Wir als Elternkammer teilen diese Auffassung nicht. Die Schulbehörde ist dabei, mit einer übereilten Einführung des zentralen Aufgabenpools mehr neue Probleme zu schaffen als zu lösen. Die curriculare Umstellung im Fach Mathematik hin zu dem zentralen Aufgabenpool ist offensichtlich nicht an allen Schulen gleichermaßen gut gelungen. Hierfür war die Umstellungsgeschwindigkeit zu hoch. Wie schwer es offensichtlich ist, den richtigen fachlichen Maßstab zu finden und die Schüler darauf hin zu trainieren, zeigt uns der offensichtlich eklatante Einschätzungsfehler, dem die Expertenkommission bei der Erstellung des Vorabiturs selber unterlegen ist.

Zugleich kämpft Hamburg seit Jahren mit schwachen Mathematikergebnissen, so dass es an den Schulen für eine so schnelle Umstellung offensichtlich in der Breite an der notwendigen Unterrichtsqualität gefehlt hat.

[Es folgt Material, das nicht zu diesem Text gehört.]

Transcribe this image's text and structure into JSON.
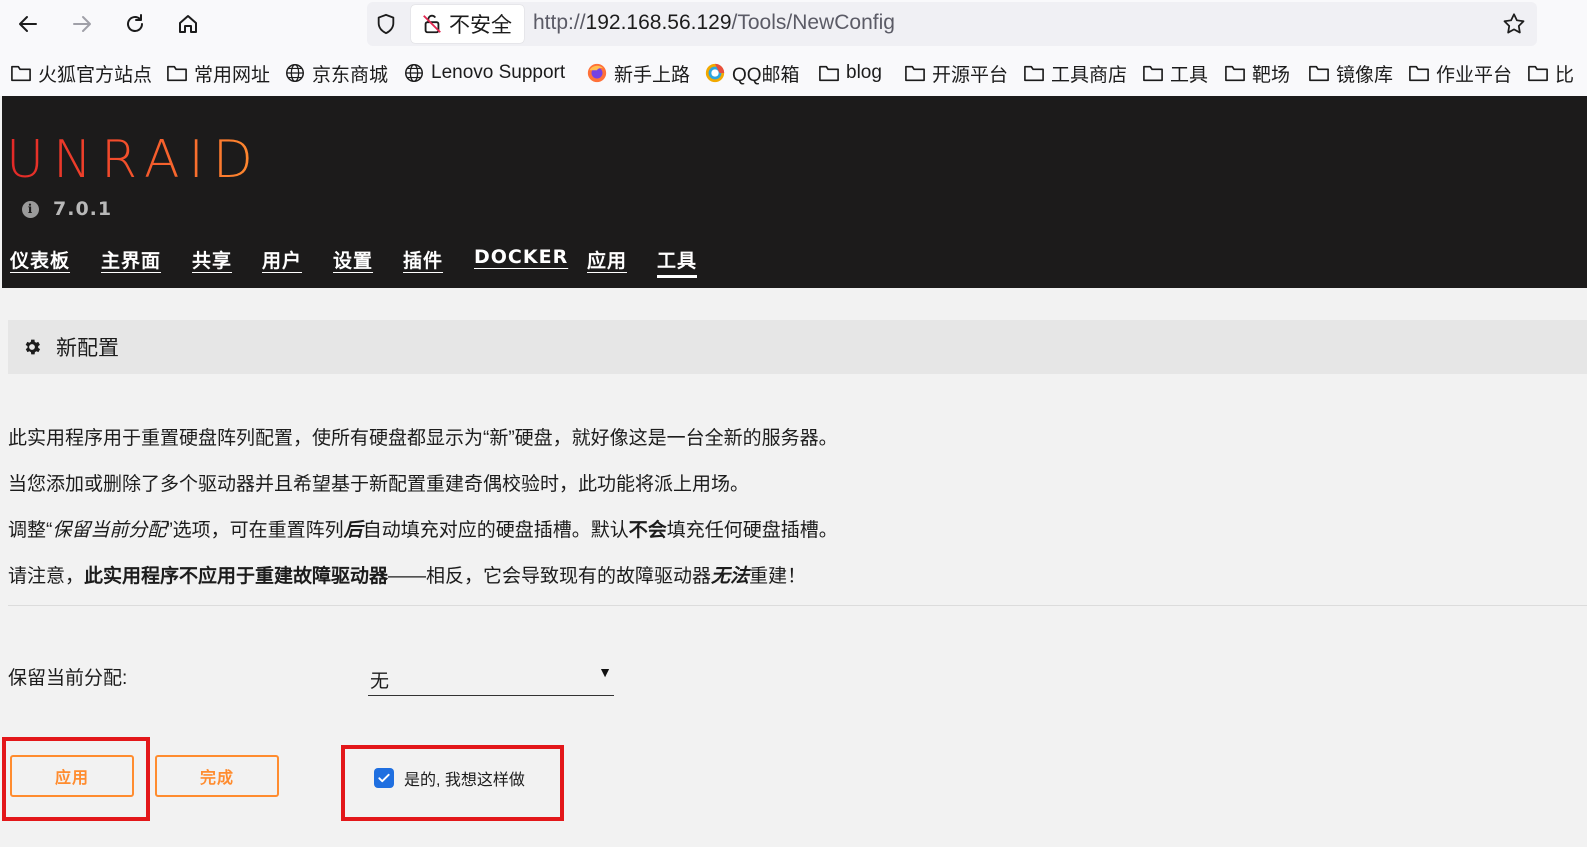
{
  "browser": {
    "insecure_label": "不安全",
    "url_prefix": "http://",
    "url_host": "192.168.56.129",
    "url_path": "/Tools/NewConfig"
  },
  "bookmarks": [
    {
      "label": "火狐官方站点",
      "icon": "folder-icon"
    },
    {
      "label": "常用网址",
      "icon": "folder-icon"
    },
    {
      "label": "京东商城",
      "icon": "globe-icon"
    },
    {
      "label": "Lenovo Support",
      "icon": "globe-icon"
    },
    {
      "label": "新手上路",
      "icon": "firefox-icon"
    },
    {
      "label": "QQ邮箱",
      "icon": "qq-mail-icon"
    },
    {
      "label": "blog",
      "icon": "folder-icon"
    },
    {
      "label": "开源平台",
      "icon": "folder-icon"
    },
    {
      "label": "工具商店",
      "icon": "folder-icon"
    },
    {
      "label": "工具",
      "icon": "folder-icon"
    },
    {
      "label": "靶场",
      "icon": "folder-icon"
    },
    {
      "label": "镜像库",
      "icon": "folder-icon"
    },
    {
      "label": "作业平台",
      "icon": "folder-icon"
    },
    {
      "label": "比",
      "icon": "folder-icon"
    }
  ],
  "header": {
    "logo": "UNRAID",
    "version": "7.0.1",
    "nav": [
      {
        "label": "仪表板"
      },
      {
        "label": "主界面"
      },
      {
        "label": "共享"
      },
      {
        "label": "用户"
      },
      {
        "label": "设置"
      },
      {
        "label": "插件"
      },
      {
        "label": "DOCKER"
      },
      {
        "label": "应用"
      },
      {
        "label": "工具",
        "active": true
      }
    ]
  },
  "page": {
    "title": "新配置",
    "p1": "此实用程序用于重置硬盘阵列配置，使所有硬盘都显示为“新”硬盘，就好像这是一台全新的服务器。",
    "p2": "当您添加或删除了多个驱动器并且希望基于新配置重建奇偶校验时，此功能将派上用场。",
    "p3": {
      "a": "调整“",
      "b": "保留当前分配",
      "c": "”选项，可在重置阵列",
      "d": "后",
      "e": "自动填充对应的硬盘插槽。默认",
      "f": "不会",
      "g": "填充任何硬盘插槽。"
    },
    "p4": {
      "a": "请注意，",
      "b": "此实用程序不应用于重建故障驱动器",
      "c": "——相反，它会导致现有的故障驱动器",
      "d": "无法",
      "e": "重建！"
    },
    "keep_label": "保留当前分配:",
    "keep_value": "无",
    "apply_label": "应用",
    "done_label": "完成",
    "confirm_label": "是的, 我想这样做",
    "confirm_checked": true
  },
  "colors": {
    "accent": "#ff8c2f",
    "header_bg": "#1c1b1b",
    "highlight_frame": "#e3171a",
    "checkbox": "#1f6fe0"
  }
}
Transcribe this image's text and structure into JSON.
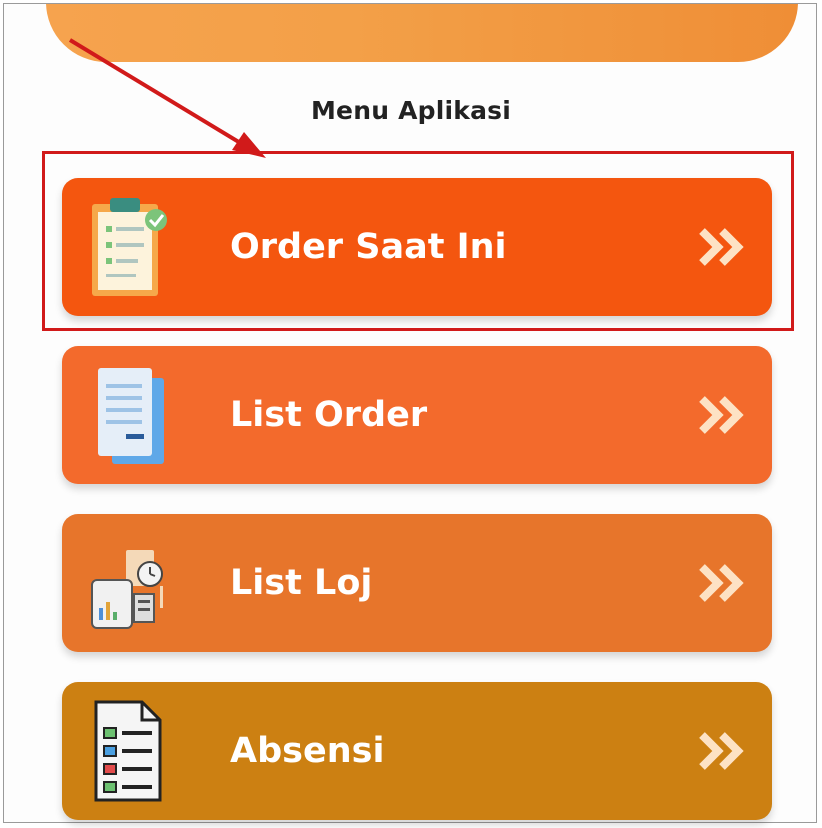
{
  "title": "Menu Aplikasi",
  "menu": [
    {
      "label": "Order Saat Ini",
      "icon": "clipboard-check-icon",
      "color": "#f4560f"
    },
    {
      "label": "List Order",
      "icon": "document-list-icon",
      "color": "#f36a2c"
    },
    {
      "label": "List Loj",
      "icon": "reports-clock-icon",
      "color": "#e7752b"
    },
    {
      "label": "Absensi",
      "icon": "attendance-checklist-icon",
      "color": "#cc8012"
    }
  ],
  "chevron_icon": "double-chevron-right-icon",
  "annotation": {
    "color": "#d11a1a"
  }
}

Wie wir nunmehr erfahren haben, ist es den Bundesländern freigestellt wie viele Aufgaben sie aus dem gemeinsam gespeisten und vom IQB auf ein einheitliches Anforderungsprofil überprüften Aufgabenpool zur Anwendung bringen. Über die Zahl der Aufgaben, die die einzelnen Bundesländer aus dem Pool entnehmen, ist Stillschweigen vereinbart worden. Hamburg ist bislang das einzige Bundesland von dem bekannt ist, dass es von Anfang an alle Aufgaben zentral übernehmen wird.

Vor dem Hintergrund, dass die Umstellungsgeschwindigkeit zu hoch ist, fordern wir den Senator und die Schulbehörde auf, die Umstellung in den kommenden drei Jahren schrittweise zu vollziehen. So können jedes Jahr zentrale Aufgaben hinzugenommen und mit jedem Schritt Gründe für Defizite in den Ergebnissen ermittelt werden. Diese Erkenntnisse können dann in die Unterrichtsentwicklung einfließen und somit die Qualität des Unterrichts in den nachfolgenden Jahrgängen verbessern.

Eine derartige, systematische Einführung eines Zentralabiturs könnte ein wichtiger und motivierender Bestandteil in der offensichtlich notwendigen Qualitätsentwicklung der Hamburger Schulen und ihres Mathematikunterrichts spielen. Die Einführung in einem Rutsch über das Knie zu brechen ist hingegen ein falscher Ehrgeiz, der auf Kosten der aktuellen Abiturienten und des Faches Mathematik ginge.